On Monday evening, a few minutes before 4 o'clock, Judge Robert Childers thanked the attorneys in his courtroom, promised a ruling as quickly as possible, and adjourned court: a typical ending to an atypical case. The final closing arguments ended almost four years of litigation in a custody case involving a 5-year-old Chinese girl, Anna Mae He. Childers has 30 days to rule on whether to terminate the parental rights of Anna Mae's biological parents, Jack and Casey He.
The Hes sat quietly as their attorneys, David Siegel and Richard Gordon, recounted the events which ultimately landed the couple in Childers' court, beginning with the girl's birth in January 1999. At that time the Hes, unable to financially care for their daughter, sought assistance from a foster care agency. Through the agency, Jerry and Louise Baker were contacted to foster Anna Mae for a 90-day period. When that time elapsed, Mr. He was facing a separate obstacle with a sexual-assault allegation and agreed to extend Anna Mae's stay with the Bakers. He was later acquitted. When the Hes' financial situation improved, they sought the return of their daughter, but agreed to wait until Mrs. Baker gave birth to her youngest daughter. When that arrangement did not work out, the Hes filed their first petition in Juvenile Court in May 2000 for the return of Anna Mae. The following day a written agreement signed by Mr. He and Mr. Baker addressed options to leave Anna Mae with the Bakers until age 18.
Although the Hes visited their daughter during the subsequent year, Larry Parrish, the Bakers attorney, called their visits "token" attempts at maintaining a relationship with the child and attacked the Hes' backgrounds, characters, and motives during his argument. After an incident at the Baker home on the child's second birthday, police told the Hes not to return. After four months, the required time to prove abandonment by Tennessee law, the Bakers filed to terminate the couple's parental rights.

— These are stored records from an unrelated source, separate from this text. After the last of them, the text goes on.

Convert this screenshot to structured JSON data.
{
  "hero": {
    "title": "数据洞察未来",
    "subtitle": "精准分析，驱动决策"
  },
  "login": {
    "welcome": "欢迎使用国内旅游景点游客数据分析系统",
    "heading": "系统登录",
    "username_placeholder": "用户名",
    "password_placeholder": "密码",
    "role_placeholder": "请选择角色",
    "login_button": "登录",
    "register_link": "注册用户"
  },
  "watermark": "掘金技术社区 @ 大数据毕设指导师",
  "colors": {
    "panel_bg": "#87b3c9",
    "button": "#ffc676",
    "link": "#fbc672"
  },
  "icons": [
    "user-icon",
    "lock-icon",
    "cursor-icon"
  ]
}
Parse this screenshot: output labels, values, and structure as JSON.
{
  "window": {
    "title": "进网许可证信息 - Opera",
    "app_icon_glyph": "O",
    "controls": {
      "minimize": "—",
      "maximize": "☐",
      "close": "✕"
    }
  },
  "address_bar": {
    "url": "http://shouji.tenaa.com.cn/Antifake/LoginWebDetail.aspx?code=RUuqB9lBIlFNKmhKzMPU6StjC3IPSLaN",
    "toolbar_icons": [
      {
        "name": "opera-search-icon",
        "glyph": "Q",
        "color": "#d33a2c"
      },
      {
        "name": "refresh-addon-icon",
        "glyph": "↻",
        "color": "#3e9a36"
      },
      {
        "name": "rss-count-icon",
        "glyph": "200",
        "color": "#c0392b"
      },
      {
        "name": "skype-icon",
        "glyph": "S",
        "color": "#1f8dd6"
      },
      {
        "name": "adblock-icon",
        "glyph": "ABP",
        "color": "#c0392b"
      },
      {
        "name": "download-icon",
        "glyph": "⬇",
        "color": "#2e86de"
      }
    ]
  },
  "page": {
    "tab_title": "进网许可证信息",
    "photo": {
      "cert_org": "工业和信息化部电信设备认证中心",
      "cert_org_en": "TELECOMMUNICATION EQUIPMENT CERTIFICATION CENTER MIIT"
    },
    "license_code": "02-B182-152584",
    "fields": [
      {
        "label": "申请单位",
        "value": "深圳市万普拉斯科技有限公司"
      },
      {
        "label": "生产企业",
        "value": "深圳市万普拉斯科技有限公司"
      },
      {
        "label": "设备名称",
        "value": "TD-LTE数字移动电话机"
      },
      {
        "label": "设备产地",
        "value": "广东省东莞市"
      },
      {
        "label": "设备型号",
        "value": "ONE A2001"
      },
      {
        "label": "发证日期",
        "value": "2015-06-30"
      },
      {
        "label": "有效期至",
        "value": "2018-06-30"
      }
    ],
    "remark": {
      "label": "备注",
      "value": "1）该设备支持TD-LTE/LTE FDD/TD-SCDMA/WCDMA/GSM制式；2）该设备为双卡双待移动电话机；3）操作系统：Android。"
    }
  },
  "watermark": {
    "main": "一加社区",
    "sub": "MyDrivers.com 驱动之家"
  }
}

The arguments opened old wounds for both sets of parents, with Siegel accusing Mrs. Baker of keeping a "surreptitious" journal of the visits, establishing a paper trail against the Hes. Linda Holmes, attorney for the child's court-appointed guardian, called the Hes liars, saying that their actions were those of parents "who do not want to parent."
The case has been put under an international microscope with news stories appearing in USA Today, People magazine, and on CNN. "I'm just waiting for the [National] Enquirer to call me," said Holmes during closing arguments on Monday. In addition to the facts of the five years, the case has also revealed culture clashes by each side. The Bakers have long cited a Chinese culture which is unfavorable to female children as their reason for wanting to keep Anna Mae, while the Hes have said their daughter was "kidnapped by white Christians."
Both sides are expected to appeal pending the judge's decision. "We are still fighting an uphill battle," said Mr. He. "The Chinese Embassy has agreed to help us appeal as high as we can go."
"We only did what a couple asked us to do, and that was to raise their child until age 18," said Mr. Baker. "Sometime during this process, they decided to do something else."